The air is sweet but there’s a dense filling that hangs between the lengthy gaps. It’s the first scent I smell when I step off the plane, my nine-year-old feet planting themselves in the place it all started.

Although I was born in a Chinese immigrant family in the US, it’s the first time I have visited China.  It was a distant dream until my mother told me we were going there during summer. I was not as excited as I expected.

In my school district, being Chinese wasn’t the exact acme of popularity. For me, the lunches my mother painstakingly packed for me were a constant source of shame. I would opt for a plastic fork instead of wooden chopsticks and eat as quickly as possible. I had wrongly determined that in order to fit in, I had to switch to dry ham and cheese sandwiches, replacing the steaming warm dishes my mom would prepare weeks in advance.

The trip challenged my reluctance to embrace my heritage. On the ground, I had put a good few feet of distance between my widely smiling uncles, letting my parents’ greetings fill in the gaps. When we drove to our grandmother’s apartment, I met my cousin in the elevator. “What do Chinese kids like anyway?” I thought, remaining silent. Ironic, considering I was one myself.

When we arrived, there were platters of dishes laid out on the table, a variety of fried meat, broiled vegetables, and pork dumplings. I realized with a jolt of guilt that some of the dishes I had avoided eating in the school were ones that were laid out on the tablecloth.

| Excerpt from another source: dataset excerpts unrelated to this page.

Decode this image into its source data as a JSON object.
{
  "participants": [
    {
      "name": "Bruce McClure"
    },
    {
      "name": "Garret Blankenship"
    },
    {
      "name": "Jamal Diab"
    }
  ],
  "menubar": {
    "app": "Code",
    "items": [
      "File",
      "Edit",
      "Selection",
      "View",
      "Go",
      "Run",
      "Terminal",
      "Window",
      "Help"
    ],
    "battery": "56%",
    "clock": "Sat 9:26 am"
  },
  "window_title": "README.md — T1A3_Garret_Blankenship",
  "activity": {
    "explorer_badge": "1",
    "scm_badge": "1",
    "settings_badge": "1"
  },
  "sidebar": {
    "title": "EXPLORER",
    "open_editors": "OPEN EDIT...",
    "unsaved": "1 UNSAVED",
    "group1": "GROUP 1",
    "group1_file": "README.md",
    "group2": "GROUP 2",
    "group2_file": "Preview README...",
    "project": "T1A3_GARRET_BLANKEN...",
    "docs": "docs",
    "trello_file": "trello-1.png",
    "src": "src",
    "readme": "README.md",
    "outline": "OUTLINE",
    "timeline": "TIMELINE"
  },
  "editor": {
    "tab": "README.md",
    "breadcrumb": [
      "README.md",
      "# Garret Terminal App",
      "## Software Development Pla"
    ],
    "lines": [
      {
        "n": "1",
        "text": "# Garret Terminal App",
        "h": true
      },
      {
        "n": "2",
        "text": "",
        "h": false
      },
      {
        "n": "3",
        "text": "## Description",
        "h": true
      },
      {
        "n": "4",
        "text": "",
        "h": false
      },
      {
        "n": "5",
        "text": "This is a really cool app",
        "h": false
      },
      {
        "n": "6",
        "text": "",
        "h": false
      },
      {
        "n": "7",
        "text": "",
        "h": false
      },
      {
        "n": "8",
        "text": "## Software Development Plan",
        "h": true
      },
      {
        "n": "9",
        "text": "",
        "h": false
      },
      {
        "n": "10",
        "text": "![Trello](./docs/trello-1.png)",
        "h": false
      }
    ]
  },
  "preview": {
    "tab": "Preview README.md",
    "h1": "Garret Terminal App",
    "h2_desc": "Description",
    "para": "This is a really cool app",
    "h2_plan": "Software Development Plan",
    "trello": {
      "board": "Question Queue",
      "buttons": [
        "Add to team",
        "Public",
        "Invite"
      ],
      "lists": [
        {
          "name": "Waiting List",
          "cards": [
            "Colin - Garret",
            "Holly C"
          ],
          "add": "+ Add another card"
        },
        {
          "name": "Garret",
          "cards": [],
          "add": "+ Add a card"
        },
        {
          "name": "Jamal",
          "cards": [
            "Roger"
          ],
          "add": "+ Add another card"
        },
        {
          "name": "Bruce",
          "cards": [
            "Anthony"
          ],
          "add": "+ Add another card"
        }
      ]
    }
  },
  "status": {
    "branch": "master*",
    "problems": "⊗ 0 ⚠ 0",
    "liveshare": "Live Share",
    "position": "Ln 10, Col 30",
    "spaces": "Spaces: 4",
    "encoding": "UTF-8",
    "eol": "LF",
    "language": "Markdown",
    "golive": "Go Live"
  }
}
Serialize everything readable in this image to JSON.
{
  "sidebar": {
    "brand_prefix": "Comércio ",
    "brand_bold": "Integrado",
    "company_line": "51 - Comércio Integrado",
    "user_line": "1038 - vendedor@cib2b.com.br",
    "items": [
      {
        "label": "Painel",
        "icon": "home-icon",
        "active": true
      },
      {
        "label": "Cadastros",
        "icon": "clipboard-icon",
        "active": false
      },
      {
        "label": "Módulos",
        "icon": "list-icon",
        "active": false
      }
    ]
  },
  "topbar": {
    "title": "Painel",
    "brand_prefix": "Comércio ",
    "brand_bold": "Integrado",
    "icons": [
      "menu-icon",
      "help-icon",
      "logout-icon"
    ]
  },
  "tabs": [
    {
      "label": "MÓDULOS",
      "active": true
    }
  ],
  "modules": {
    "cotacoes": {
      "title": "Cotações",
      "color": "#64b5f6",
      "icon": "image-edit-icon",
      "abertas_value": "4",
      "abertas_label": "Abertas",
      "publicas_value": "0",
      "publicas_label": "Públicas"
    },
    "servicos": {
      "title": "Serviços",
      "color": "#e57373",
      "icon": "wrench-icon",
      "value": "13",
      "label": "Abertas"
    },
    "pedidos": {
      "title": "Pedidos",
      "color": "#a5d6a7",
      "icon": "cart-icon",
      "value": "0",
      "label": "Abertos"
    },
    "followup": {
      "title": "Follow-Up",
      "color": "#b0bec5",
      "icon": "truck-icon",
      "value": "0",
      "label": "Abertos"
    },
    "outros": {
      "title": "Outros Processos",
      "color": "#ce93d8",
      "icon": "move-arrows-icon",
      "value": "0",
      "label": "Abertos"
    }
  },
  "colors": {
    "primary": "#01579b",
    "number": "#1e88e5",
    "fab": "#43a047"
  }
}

They were delicious and more complex than I expected. My grandmother explained the spices she put in, how they were special and particular to each dish, teaching my mother how to make the dishes, and I listened along.

Shame rose in me again when I remembered my fear of eating those exact Chinese dishes in school. It occurred to me I made being Chinese too foreign. In fact, China was closer to me than America was to my cousin, as he had many naive preconceptions about the place I lived. He admitted that he thought I would be shaped like a hamburger since he heard American kids only ate hamburgers. It made me laugh. He had more outlandish assumptions about me than I did for him. Talking to him, I discovered that being Chinese wasn’t so different from being American.

When I returned to America, the shame of being Chinese, although not disappeared completely, had drastically lessened. The trip reminded me of the diverse culture I came from, the thousands-year-old stories of different emperors and dynasties, the fabled stories my grandfather would recount to me, and the Chinese tradition of good food and family. While I would still wince when someone mocked my Chinese name, I never treated my lunch in the cafeteria like it was a covert and criminal activity anymore. Being Chinese is an important part of me, and without it, I would be as foreign to myself as I was to the country six years ago.

Tracy Gong, 15 at the time of writing this, is a 10th grader at Highland Park High School in Dallas, Texas, and this essay made her a finalist in the World Is A Classroom Essay Contest.